Acre está entre os Estados que apostam em teste de coronavírus menos eficiente

Um levantamento feito pelo jornal Estadão nesta semana mostra que dois a cada três Estados apostam em teste de coronavírus menos eficiente. O Acre está nesta estatística.

Considerada a única modalidade eficiente para o controle da pandemia do novo coronavírus, o teste de RT-PCR é realizado em menor escala.

Especialista apontam que só o teste molecular (PCR) permite identificar os doentes ativos, ajudando assim a diminuir a transmissão.

Além do Acre, em Rondônia, Paraíba, Alagoas e Piauí também se faz menos testes moleculares quando comparados a outros tipos.

Para chegar a tal resultado, o jornal solicitou informações junto às secretarias estaduais de Saúde sobre o total de exames e os tipos de testes aplicados, além de boletins epidemiológicos.
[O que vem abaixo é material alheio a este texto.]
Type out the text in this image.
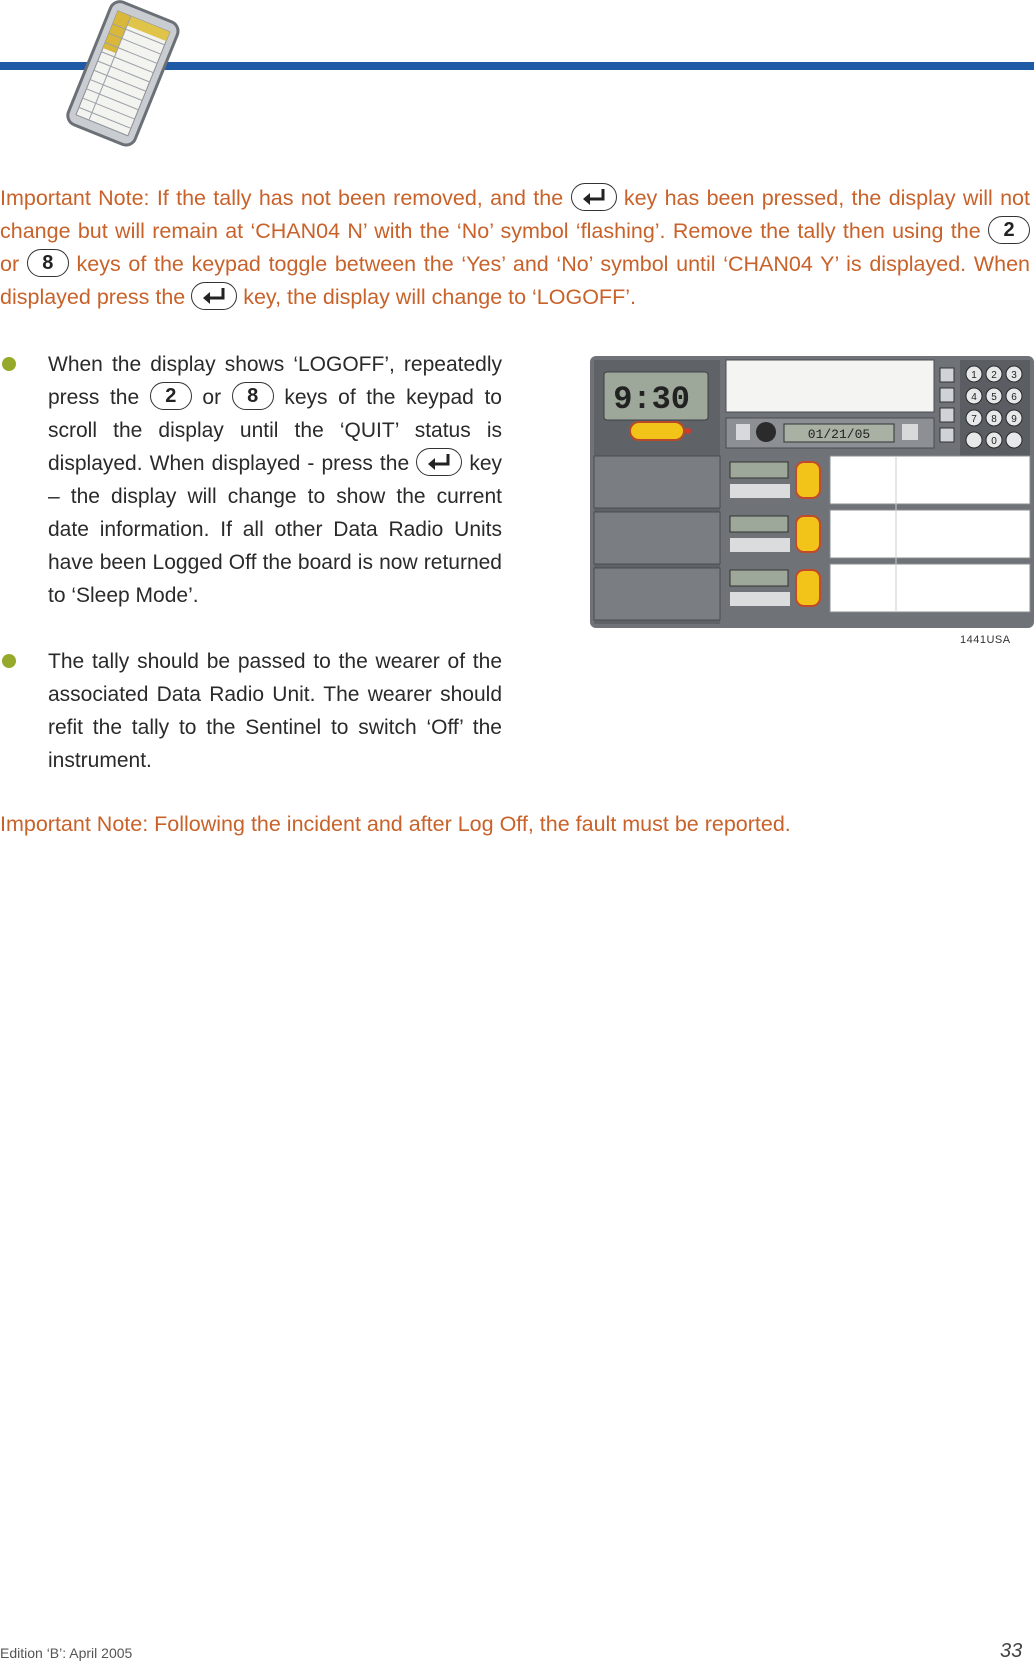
Important Note: If the tally has not been removed, and the	key has been pressed, the display will not change but will remain at ‘CHAN04 N’ with the ‘No’ symbol ‘flashing’. Remove the tally then using the 2 or 8 keys of the keypad toggle between the ‘Yes’ and ‘No’ symbol until ‘CHAN04 Y’ is displayed. When displayed press the	key, the display will change to ‘LOGOFF’.
When the display shows ‘LOGOFF’, repeatedly press the 2 or 8 keys of the keypad to scroll the display until the ‘QUIT’ status is displayed. When displayed - press the	key – the display will change to show the current date information. If all other Data Radio Units have been Logged Off the board is now returned to ‘Sleep Mode’.
The tally should be passed to the wearer of the associated Data Radio Unit. The wearer should refit the tally to the Sentinel to switch ‘Off’ the instrument.
9:30
01/21/05
1 2 3
4 5 6
7 8 9
0
1441USA
Important Note: Following the incident and after Log Off, the fault must be reported.
Edition ‘B’: April 2005	33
Segundo o levantamento, só três Estados têm maior proporção de PCR. Em Santa Catarina, o governo afirma ter realizado 110,2 mil exames moleculares, o que representa 67% do total. Os outros são Espírito Santo (61,4%) e Sergipe (59,8%) – embora, em número absolutos, este último tenha realizado apenas 60,7 mil exames, já considerando todos os tipos.